Still, at least for now, every Monday at 4 p.m. students at Fossil Ridge find solace in the rainbow-strewn haven that is Lee’s classroom for their weekly GSA meetings. The existence of GSAs remains protected in Texas school districts—students have a right to form an alliance as long as their school allows for extracurricular clubs. According to the Texas GSA Network, 46 percent of Texas students attend a school with a GSA.

But the hostile environment is taking its toll at Fossil Ridge. Last year, Lee said, GSA meetings might regularly include 20 to 25 students. Attendance takes a hit during theater season, but even at the height of rehearsals last year, Lee said, about 10 or 15 would show up. Now fewer than 10 attend every meeting. For them, the GSA has become a second home. “When I first joined I was very anxious, but then these gremlins, they were always nice to me,” Robin said. “Having people come up to me like, ‘Hey, let’s be friends,’ brings me a lot of joy because I can’t do that myself.”

Tibbs said they grew up in a “bad space.” Until high school, GSAs were a fantasy they had only read about in books. They actively searched the hallways for GSA posters and finally joined this year, as a junior. Robin joined the GSA because their partner was in the club, and continued going. “It was like a safe space for me, and I was happy to be there.” 

Elsewhere in Texas, GSA members are accustomed to contending with bias. Leaders of Coppell High School’s GSA, in Coppell, about thirty minutes northeast of Fort Worth, said many students go by pseudonyms, and the club refers to itself as the General Science Association to prevent backlash from unaccepting parents. Members of the club believe anti-LGBTQ legislation statewide discourages students from affiliating with the GSA. “Even the smallest things can show how we implicitly hide ourselves because we feel like people aren’t that welcoming just yet,” said Anu De, a senior who serves as the club’s vice president. “We live in a status quo where our state can silence our voices.” For students who join the club, though, having a place to go where they feel understood can be “groundbreaking.” “It was very beautiful to see that for a moment, I was not the only one in this life living this experience,” De said. “I didn’t have to struggle through my queer identity, and how people perceived it, alone.”

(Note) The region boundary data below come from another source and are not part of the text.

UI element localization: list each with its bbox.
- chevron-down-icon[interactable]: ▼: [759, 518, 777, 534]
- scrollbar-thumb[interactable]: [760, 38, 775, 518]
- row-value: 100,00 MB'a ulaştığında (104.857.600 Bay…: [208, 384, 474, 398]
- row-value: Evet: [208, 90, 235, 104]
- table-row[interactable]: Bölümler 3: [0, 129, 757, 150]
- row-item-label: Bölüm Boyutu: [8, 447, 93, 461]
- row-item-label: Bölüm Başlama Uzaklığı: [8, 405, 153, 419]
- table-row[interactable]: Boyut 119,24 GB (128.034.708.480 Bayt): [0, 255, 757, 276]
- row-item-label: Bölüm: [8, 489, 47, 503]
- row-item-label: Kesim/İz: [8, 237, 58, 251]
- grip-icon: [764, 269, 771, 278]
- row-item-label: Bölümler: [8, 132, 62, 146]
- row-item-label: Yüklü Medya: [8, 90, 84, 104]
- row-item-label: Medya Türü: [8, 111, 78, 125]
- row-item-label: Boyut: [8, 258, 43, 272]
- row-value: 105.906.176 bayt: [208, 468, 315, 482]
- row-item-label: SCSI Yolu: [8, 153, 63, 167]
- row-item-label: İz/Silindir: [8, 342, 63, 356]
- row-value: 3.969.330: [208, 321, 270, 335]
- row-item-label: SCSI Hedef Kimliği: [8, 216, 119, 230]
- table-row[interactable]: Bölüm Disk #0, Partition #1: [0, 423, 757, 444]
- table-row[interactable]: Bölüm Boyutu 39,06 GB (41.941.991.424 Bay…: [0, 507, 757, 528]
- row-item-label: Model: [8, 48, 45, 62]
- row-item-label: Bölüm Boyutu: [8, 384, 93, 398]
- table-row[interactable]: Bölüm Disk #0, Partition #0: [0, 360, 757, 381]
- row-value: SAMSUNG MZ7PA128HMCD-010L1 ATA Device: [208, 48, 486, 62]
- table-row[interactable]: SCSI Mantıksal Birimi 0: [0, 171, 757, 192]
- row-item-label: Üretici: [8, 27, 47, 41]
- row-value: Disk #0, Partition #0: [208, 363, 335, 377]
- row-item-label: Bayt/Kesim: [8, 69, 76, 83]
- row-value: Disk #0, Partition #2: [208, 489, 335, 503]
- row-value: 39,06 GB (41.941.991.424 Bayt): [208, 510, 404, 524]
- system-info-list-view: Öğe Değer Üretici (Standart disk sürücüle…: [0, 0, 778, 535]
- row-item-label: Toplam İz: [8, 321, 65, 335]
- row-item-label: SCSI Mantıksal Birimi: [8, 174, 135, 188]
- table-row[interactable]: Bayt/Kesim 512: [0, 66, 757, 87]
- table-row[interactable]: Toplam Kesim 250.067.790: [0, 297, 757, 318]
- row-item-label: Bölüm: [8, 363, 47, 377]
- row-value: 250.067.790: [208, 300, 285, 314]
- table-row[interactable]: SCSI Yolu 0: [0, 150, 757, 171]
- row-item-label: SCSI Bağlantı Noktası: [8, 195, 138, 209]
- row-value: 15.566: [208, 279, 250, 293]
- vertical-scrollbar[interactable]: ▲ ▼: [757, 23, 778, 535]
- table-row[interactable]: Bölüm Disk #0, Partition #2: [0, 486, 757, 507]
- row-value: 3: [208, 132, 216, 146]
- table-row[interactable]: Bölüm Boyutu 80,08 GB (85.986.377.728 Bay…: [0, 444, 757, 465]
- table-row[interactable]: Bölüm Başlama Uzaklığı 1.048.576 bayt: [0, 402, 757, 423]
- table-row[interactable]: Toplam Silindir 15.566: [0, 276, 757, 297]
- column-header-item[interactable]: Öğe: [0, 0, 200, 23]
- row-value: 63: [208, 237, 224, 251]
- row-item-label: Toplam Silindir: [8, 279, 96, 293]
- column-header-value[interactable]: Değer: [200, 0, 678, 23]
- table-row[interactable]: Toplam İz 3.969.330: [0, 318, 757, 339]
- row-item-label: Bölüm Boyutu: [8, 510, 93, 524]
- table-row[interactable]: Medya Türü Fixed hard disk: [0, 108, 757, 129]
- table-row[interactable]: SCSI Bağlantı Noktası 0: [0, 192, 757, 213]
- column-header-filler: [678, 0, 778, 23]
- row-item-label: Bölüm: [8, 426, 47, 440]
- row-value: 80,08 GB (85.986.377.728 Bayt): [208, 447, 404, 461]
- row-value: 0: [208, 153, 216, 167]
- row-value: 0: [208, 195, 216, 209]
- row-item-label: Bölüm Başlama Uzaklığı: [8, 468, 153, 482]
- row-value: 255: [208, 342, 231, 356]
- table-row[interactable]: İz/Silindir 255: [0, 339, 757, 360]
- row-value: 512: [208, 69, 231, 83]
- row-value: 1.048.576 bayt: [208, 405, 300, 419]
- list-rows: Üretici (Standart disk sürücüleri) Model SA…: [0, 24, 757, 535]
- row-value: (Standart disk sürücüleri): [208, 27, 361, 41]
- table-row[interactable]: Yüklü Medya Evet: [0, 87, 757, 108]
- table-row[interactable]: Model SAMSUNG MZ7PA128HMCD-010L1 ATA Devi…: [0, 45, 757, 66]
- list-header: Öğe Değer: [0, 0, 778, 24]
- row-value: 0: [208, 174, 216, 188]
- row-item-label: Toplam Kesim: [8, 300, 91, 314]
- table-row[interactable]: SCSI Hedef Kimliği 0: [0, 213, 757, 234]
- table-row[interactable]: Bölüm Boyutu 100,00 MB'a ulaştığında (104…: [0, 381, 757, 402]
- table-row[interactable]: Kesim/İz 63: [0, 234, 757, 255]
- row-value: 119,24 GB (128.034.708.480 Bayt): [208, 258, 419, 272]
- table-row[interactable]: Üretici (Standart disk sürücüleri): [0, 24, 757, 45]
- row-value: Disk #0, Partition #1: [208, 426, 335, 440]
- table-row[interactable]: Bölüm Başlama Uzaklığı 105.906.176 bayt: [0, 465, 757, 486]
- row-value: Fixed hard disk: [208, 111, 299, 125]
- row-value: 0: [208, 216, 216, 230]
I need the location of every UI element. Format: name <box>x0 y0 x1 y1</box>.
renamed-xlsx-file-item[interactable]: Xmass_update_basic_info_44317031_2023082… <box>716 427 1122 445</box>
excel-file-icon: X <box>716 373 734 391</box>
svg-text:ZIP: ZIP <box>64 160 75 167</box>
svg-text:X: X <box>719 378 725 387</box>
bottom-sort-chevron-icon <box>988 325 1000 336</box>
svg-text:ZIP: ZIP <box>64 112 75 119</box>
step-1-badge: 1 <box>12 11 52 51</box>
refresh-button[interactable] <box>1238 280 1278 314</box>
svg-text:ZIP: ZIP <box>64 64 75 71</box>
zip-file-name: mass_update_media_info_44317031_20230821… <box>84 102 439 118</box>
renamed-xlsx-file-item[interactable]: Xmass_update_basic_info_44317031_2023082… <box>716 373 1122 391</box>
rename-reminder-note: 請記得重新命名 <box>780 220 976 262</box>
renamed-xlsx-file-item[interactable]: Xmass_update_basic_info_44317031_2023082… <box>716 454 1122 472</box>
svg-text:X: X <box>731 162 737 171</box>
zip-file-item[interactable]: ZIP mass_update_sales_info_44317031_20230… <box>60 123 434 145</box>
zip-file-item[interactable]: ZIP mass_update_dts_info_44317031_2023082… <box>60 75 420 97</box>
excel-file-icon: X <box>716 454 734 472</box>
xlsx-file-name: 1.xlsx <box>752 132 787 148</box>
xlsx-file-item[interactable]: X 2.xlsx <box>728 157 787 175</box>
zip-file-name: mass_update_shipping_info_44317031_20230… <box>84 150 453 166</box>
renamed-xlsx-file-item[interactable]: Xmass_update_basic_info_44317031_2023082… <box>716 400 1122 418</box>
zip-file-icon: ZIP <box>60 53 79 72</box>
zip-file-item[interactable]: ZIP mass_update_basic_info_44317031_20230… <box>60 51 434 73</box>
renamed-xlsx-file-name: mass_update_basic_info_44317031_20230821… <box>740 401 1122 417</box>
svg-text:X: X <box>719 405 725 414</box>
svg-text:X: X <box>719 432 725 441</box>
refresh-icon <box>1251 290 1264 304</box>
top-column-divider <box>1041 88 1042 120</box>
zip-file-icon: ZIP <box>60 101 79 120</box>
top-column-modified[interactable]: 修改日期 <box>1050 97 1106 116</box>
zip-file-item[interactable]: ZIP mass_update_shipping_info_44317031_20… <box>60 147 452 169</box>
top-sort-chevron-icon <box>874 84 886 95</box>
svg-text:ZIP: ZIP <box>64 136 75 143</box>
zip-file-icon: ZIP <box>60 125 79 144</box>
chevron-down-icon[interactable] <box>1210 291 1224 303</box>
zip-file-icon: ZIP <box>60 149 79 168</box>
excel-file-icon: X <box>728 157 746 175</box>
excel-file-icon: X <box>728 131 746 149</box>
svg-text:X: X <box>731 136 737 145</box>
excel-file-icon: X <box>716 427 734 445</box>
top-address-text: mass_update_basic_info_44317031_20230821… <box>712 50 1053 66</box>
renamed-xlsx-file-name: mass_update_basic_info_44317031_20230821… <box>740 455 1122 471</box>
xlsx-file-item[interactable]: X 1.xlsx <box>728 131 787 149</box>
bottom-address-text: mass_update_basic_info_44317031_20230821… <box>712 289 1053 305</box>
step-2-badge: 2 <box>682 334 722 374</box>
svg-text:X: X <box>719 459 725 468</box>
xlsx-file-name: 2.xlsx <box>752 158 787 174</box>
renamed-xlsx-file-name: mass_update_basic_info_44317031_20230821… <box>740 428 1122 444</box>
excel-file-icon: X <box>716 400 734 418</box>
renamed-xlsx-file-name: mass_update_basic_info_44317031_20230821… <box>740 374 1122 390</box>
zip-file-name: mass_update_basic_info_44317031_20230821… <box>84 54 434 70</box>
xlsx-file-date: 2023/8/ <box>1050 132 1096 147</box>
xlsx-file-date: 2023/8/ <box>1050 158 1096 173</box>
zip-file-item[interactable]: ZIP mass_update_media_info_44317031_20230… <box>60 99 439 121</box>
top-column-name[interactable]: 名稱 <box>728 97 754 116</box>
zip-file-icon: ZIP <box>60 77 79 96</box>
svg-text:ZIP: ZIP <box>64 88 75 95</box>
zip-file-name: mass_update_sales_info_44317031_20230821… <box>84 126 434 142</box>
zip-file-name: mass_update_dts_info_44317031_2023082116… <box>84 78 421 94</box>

It often falls to teachers to provide a safe haven for LGBTQ students to the degree that they can. Twelve minutes by car from Fossil Ridge High School, in the same school district, sits Timber Creek High School, where teacher Joshua Saye cosponsors the GSA. He said he does what he can to protect students. “Kids already deal with so much,” Saye said. “We can at least give them somewhere that they can feel safe, be who they are.” 

Saye said his school’s administration subtly supports teachers the best it can. But his students still benefit from having a GSA. “There’s been talks about do we want to be more of an activist club and go to the school board meetings and try to get them to look more favorably, or go to rallies or parades?” Saye said. “[But] everything else is second to just that idea of it’s a safe space for them to come and be comfortable and have fun.”

Lee made a similar observation. “As a teacher, I love hearing these students talk to each other about issues that matter to them and that matter to the world,” she said. “They don’t necessarily see it that way. They just see it as they can hang out with their friends, and they get to talk about things that are interesting to them. But that’s just as important.”